POST N — [Topic one-liner]

  • Content structure / type: [e.g. Listicle, Numbered list, How-to / methodology, Problem → solution (comparison), Case study / process reveal — see content structure types table in section 2]

FACTS / EVIDENCE:

  • [Bullet — source-backed]
  • [Bullet]
  • [Bullet]
  • [Bullet] (3–5 total)

IMPLICATIONS:

  • [So what for the reader/business]
  • [So what] (2–3 total)

CTA:

  • [One line] — Tier [1–5]

Non-DM CTAs (suggested):

TierCTAWhat to set up
1[e.g. “See what we look for: [tracked link].”]Tracked link (UTM or short); log clicks.
2[e.g. “Comment CHECKLIST and I’ll send it.”]Asset + form or comment-keyword delivery; log downloads.
5[e.g. “Book a 30-min preview: [booking link].”]Calendly/Cal.com + “How did you hear?”; log meetings.

This keeps every post aligned to the CTA framework and forces “what to set up” so tracking is possible.
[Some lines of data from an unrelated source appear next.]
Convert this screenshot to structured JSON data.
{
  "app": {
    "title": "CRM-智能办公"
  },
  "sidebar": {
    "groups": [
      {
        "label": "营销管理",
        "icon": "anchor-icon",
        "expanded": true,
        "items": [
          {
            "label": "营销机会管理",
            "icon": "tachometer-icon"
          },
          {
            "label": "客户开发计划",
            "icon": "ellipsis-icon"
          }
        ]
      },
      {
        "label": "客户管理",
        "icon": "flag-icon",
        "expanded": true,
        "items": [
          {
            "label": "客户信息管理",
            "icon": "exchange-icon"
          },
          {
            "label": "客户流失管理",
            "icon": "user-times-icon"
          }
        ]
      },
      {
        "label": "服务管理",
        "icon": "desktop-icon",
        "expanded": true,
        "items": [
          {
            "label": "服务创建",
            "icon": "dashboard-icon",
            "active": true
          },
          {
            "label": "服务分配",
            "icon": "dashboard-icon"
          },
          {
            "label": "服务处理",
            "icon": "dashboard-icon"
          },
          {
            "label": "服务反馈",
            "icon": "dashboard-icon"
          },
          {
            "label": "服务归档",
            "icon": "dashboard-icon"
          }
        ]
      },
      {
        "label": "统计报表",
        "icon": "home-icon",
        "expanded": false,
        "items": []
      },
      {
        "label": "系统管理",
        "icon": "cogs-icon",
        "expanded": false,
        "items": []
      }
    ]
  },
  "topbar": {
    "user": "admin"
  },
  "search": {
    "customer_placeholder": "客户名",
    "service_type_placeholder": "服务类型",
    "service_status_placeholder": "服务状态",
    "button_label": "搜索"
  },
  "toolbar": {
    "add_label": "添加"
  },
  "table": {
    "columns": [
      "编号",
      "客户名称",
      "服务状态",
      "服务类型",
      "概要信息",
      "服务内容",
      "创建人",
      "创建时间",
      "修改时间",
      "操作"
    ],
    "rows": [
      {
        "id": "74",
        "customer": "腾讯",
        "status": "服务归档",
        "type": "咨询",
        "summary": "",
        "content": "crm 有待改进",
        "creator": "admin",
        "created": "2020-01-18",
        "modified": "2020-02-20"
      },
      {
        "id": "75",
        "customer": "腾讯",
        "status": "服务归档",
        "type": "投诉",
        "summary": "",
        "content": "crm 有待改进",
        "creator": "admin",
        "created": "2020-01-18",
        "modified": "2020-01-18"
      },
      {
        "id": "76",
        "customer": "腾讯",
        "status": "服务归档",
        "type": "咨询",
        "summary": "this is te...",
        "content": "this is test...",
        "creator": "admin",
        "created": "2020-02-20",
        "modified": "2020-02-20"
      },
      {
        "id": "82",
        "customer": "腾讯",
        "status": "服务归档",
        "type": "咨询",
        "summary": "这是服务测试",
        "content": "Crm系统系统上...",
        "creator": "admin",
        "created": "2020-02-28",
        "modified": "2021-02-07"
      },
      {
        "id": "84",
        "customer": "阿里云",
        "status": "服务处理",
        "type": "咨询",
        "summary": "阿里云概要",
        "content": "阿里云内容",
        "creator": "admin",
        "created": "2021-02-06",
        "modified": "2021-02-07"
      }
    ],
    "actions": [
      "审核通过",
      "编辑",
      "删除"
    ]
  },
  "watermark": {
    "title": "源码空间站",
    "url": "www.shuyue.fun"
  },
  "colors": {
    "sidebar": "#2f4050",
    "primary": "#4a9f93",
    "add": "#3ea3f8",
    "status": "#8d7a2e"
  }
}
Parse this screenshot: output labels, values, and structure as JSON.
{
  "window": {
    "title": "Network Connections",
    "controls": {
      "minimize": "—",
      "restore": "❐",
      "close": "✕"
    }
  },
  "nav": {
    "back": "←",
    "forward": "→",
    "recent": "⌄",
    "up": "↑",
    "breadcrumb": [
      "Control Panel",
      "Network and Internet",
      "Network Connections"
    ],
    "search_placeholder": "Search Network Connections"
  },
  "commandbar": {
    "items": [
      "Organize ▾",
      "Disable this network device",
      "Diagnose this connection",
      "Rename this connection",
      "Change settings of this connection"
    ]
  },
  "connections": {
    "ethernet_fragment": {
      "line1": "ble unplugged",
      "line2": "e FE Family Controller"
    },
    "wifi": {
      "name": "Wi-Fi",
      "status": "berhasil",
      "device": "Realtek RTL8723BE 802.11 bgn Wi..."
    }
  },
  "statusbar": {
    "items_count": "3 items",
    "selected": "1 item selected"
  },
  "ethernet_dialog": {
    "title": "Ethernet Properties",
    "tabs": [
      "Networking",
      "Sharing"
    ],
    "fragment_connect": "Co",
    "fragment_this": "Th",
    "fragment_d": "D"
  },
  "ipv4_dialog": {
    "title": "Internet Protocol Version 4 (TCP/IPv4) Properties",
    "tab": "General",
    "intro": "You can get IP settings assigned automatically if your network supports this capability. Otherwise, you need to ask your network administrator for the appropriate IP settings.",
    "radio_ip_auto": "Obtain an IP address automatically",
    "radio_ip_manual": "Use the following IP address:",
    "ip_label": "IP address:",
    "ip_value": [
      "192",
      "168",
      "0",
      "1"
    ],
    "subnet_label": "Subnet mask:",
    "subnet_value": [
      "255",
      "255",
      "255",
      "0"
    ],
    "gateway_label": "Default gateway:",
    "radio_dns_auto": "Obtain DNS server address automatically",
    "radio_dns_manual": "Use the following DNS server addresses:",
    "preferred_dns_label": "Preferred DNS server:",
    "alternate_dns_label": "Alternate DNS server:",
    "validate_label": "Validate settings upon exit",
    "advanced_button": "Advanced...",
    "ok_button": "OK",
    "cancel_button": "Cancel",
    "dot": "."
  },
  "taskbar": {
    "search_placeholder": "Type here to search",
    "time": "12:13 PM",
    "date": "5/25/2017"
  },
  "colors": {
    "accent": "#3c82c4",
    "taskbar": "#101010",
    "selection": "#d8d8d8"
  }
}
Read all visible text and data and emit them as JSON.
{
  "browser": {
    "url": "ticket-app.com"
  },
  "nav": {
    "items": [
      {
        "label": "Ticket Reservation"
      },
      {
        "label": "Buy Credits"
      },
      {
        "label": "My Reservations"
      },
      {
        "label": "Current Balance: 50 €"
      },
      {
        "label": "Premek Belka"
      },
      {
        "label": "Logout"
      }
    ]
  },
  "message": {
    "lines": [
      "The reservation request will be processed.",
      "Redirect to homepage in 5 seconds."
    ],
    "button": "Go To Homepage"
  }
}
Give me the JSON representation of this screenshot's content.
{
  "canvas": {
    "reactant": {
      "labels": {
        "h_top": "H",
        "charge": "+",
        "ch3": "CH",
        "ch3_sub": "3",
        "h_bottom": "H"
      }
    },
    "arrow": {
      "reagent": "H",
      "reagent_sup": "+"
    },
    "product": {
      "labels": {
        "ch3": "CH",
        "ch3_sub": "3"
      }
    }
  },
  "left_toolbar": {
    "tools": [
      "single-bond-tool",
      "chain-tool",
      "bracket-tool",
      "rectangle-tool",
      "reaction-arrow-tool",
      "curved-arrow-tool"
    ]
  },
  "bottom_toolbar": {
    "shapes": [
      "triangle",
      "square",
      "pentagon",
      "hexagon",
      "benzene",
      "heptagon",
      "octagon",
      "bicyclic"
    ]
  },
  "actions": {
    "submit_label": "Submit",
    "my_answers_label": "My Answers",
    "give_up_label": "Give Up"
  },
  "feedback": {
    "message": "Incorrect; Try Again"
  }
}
5. Pre-batch setup checklist

Set these up before drafting so each batch is measurable.

TierWhat to set upWhere to log
1 — Tracked linksUTM or short link per post (or per campaign).Clicks in shortener/analytics or tracking table.
2 — Lead magnetAsset (one-pager, checklist, PDF) + delivery (comment keyword + manual send, or gated form).Form submissions or “asset sent” log.
3 — EventEvent page + registration (if using events).Signups per event.
4 — DMsNo setup.Weekly sheet or Slack count of real conversations.
5 — MeetingsBooking link (e.g. Calendly/Cal.com) + “How did you hear about us?” or campaign-specific link.Meetings booked where source = this campaign.

Details: CTA_FRAMEWORK.md — “What to set up for each engagement type.”